This invention relates to the field of data acquisition instrument triggering, and more particularly to the field of prescaling of oscilloscope trigger sources so that higher frequency trigger sources can be used.
The trigger circuits of all data acquisition instruments, including oscilloscopes, have some bandwidth limitation. When the desired trigger source has a frequency that is beyond this bandwidth, prescalers have sometimes been used to reduce this frequency by dividing the trigger pulses by some modulus M. A prescaler is a fast counter with a modulus that is usually small. M input pulses produce one output pulse. Some prescalers permit M to be a variable number, controllable through an auxiliary set of inputs. However, at higher frequencies, currently about 5 GHz, only fixed modulus prescalers are commercially available.
While fixed modulus prescalers are suitable for many data acquisition applications, for some applications the use of a fixed modulus prescaler can create a problem. One such troublesome application can arise in the use of a prescaler in an oscilloscope's triggering circuitry. Prescalers are used at the front end of oscilloscope trigger circuitry to divide a high frequency trigger source down to a frequency within the bandwidth of the rest of the oscilloscope's trigger section. The difficulty can occur when one wishes to use the oscilloscope to view high speed, time-multiplexed signals on a single line, when their occurrence is synchronized to an even higher speed system clock. The oscilloscope operator may wish to view these signals as they are multiplexed together on this single line. Under these circumstances, if the number of sequentially multiplexed signals, N, is related to the fixed prescaler modulus, M, by certain relationships, the oscilloscope will only be triggered while a sub-set of the multiplexed signals are present. This can occur whenever both N and M are divisible by any whole number other than one.

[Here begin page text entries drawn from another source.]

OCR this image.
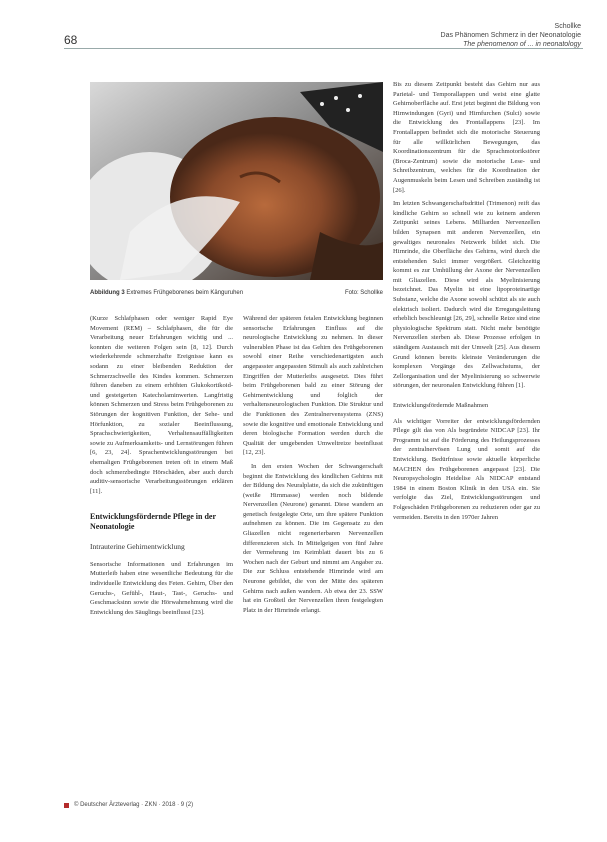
68
Schollke
Das Phänomen Schmerz in der Neonatologie
The phenomenon of ... in neonatology
Foto: Schollke
Abbildung 3 Extremes Frühgeborenes beim Känguruhen

(Kurze Schlafphasen oder weniger Rapid Eye Movement (REM) – Schlafphasen, die für die Verarbeitung neuer Erfahrungen wichtig und ... konnten die weiteren Folgen sein [8, 12]. Durch wiederkehrende schmerzhafte Ereignisse kann es sodann zu einer bleibenden Reduktion der Schmerzschwelle des Kindes kommen. Schmerzen führen daneben zu einem erhöhten Glukokortikoid- und gesteigerten Katecholaminwerten. Langfristig können Schmerzen und Stress beim Frühgeborenen zu Störungen der kognitiven Funktion, der Sehe- und Hörfunktion, zu sozialer Beeinflussung, Sprachschwierigkeiten, Verhaltensauffälligkeiten sowie zu Aufmerksamkeits- und Lernstörungen führen [6, 23, 24]. Sprachentwicklungsstörungen bei ehemaligen Frühgeborenen treten oft in einem Maß doch schmerzbedingte Hörschäden, aber auch durch auditiv-sensorische Verarbeitungsstörungen erklären [11].

Entwicklungsfördernde Pflege in der Neonatologie
Intrauterine Gehirnentwicklung

Sensorische Informationen und Erfahrungen im Mutterleib haben eine wesentliche Bedeutung für die individuelle Entwicklung des Feten. Gehirn, Über den Geruchs-, Gefühl-, Haut-, Tast-, Geruchs- und Geschmacksinn sowie die Hörwahrnehmung wird die Entwicklung des Säuglings beeinflusst [23].

Während der späteren fetalen Entwicklung beginnen sensorische Erfahrungen Einfluss auf die neurologische Entwicklung zu nehmen. In dieser vulnerablen Phase ist das Gehirn des Frühgeborenen sowohl einer Reihe verschiedenartigsten auch angepasster angepassten Stimuli als auch zahlreichen Eingriffen der Mutterleibs ausgesetzt. Dies führt beim Frühgeborenen bald zu einer Störung der Gehirnentwicklung und folglich der verhaltensneurologischen Funktion. Die Struktur und die Funktionen des Zentralnervensystems (ZNS) sowie die kognitive und emotionale Entwicklung und deren biologische Formation werden durch die Qualität der umgebenden Umweltreize beeinflusst [12, 23].

In den ersten Wochen der Schwangerschaft beginnt die Entwicklung des kindlichen Gehirns mit der Bildung des Neuralplatte, da sich die zukünftigen (weiße Hirnmasse) werden noch bildende Nervenzellen (Neurone) genannt. Diese wandern an genetisch festgelegte Orte, um ihre spätere Funktion aufnehmen zu können. Die im Gegensatz zu den Gliazellen nicht regenerierbaren Nervenzellen differenzieren sich. In Mittelgeigen von fünf Jahre der Vermehrung im Keimblatt dauert bis zu 6 Wochen nach der Geburt und nimmt am Angaber zu. Die zur Schluss entstehende Hirnrinde wird am Neurone gebildet, die von der Mitte des späteren Gehirns nach außen wandern. Ab etwa der 23. SSW hat ein Großteil der Nervenzellen ihren festgelegten Platz in der Hirnrinde erlangt.

Bis zu diesem Zeitpunkt besteht das Gehirn nur aus Parietal- und Temporallappen und weist eine glatte Gehirnoberfläche auf. Erst jetzt beginnt die Bildung von Hirnwindungen (Gyri) und Hirnfurchen (Sulci) sowie die Entwicklung des Frontallappens [23]. Im Frontallappen befindet sich die motorische Steuerung für alle willkürlichen Bewegungen, das Koordinationszentrum für die Sprachmotorikstörer (Broca-Zentrum) sowie die motorische Lese- und Schreibzentrum, welches für die Koordination der Augenmuskeln beim Lesen und Schreiben zuständig ist [26].

Im letzten Schwangerschaftsdrittel (Trimenon) reift das kindliche Gehirn so schnell wie zu keinem anderen Zeitpunkt seines Lebens. Milliarden Nervenzellen bilden Synapsen mit anderen Nervenzellen, ein gewaltiges neuronales Netzwerk bildet sich. Die Hirnrinde, die Oberfläche des Gehirns, wird durch die entstehenden Sulci immer vergrößert. Gleichzeitig kommt es zur Umhüllung der Axone der Nervenzellen mit Gliazellen. Diese wird als Myelinisierung bezeichnet. Das Myelin ist eine lipoproteinartige Substanz, welche die Axone sowohl schützt als sie auch elektrisch isoliert. Dadurch wird die Erregungsleitung erheblich beschleunigt [26, 29], schnelle Reize sind eine physiologische Spektrum statt. Nicht mehr benötigte Nervenzellen sterben ab. Diese Prozesse erfolgen in ständigem Austausch mit der Umwelt [25]. Aus diesem Grund können bereits kleinste Veränderungen die komplexen Vorgänge des Zellwachstums, der Zellorganisation und der Myelinisierung so schwerwie störungen, der neuronalen Entwicklung führen [1].

Entwicklungsfördernde Maßnahmen

Als wichtiger Vorreiter der entwicklungsfördernden Pflege gilt das von Als begründete NIDCAP [23]. Ihr Programm ist auf die Förderung des Heilungsprozesses der zentralnervösen Lung und somit auf die Entwicklung. Bedürfnisse sowie aktuelle körperliche MACHEN des Frühgeborenen angepasst [23]. Die Neuropsychologin Heidelise Als NIDCAP entstand 1984 in einem Boston Klinik in den USA ein. Sie verfolgte das Ziel, Entwicklungsstörungen und Folgeschäden Frühgeborenen zu reduzieren oder gar zu vermeiden. Bereits in den 1970er Jahren

© Deutscher Ärzteverlag · ZKN · 2018 · 9 (2)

For example, if the number of multiplexed signals is sixteen (N=16) and the fixed prescaling factor is eight (M=8), the oscilloscope will always trigger when only two of the sixteen signals, S0 through S15, are present. For instance, the oscilloscope might only see signals S0 and S8, or only S5 and S13, or only some other pair of the sixteen signals. Which pair will be seen depends on what happened to be present when the high speed system clock was connected to the prescaler. This occurs because the two signals are synchronized to the same source and in an integral relationship with each other, i.e., N and M share a common factor. Since even powers of two are in common use for both M and N, this situation occurs quite frequently. Since the operator of the oscilloscope wishes to view the whole composite waveform, with contributions from all of the signals, this behavior frustrates his intentions.
What is desired is a method and apparatus that will prevent unwanted synchronization from obstructing an instrument operator's view of N multiplexed signals synchronized to a high speed system clock being used to trigger an instrument through a prescaler with a fixed prescaling factor M, where N and M are related by a common factor.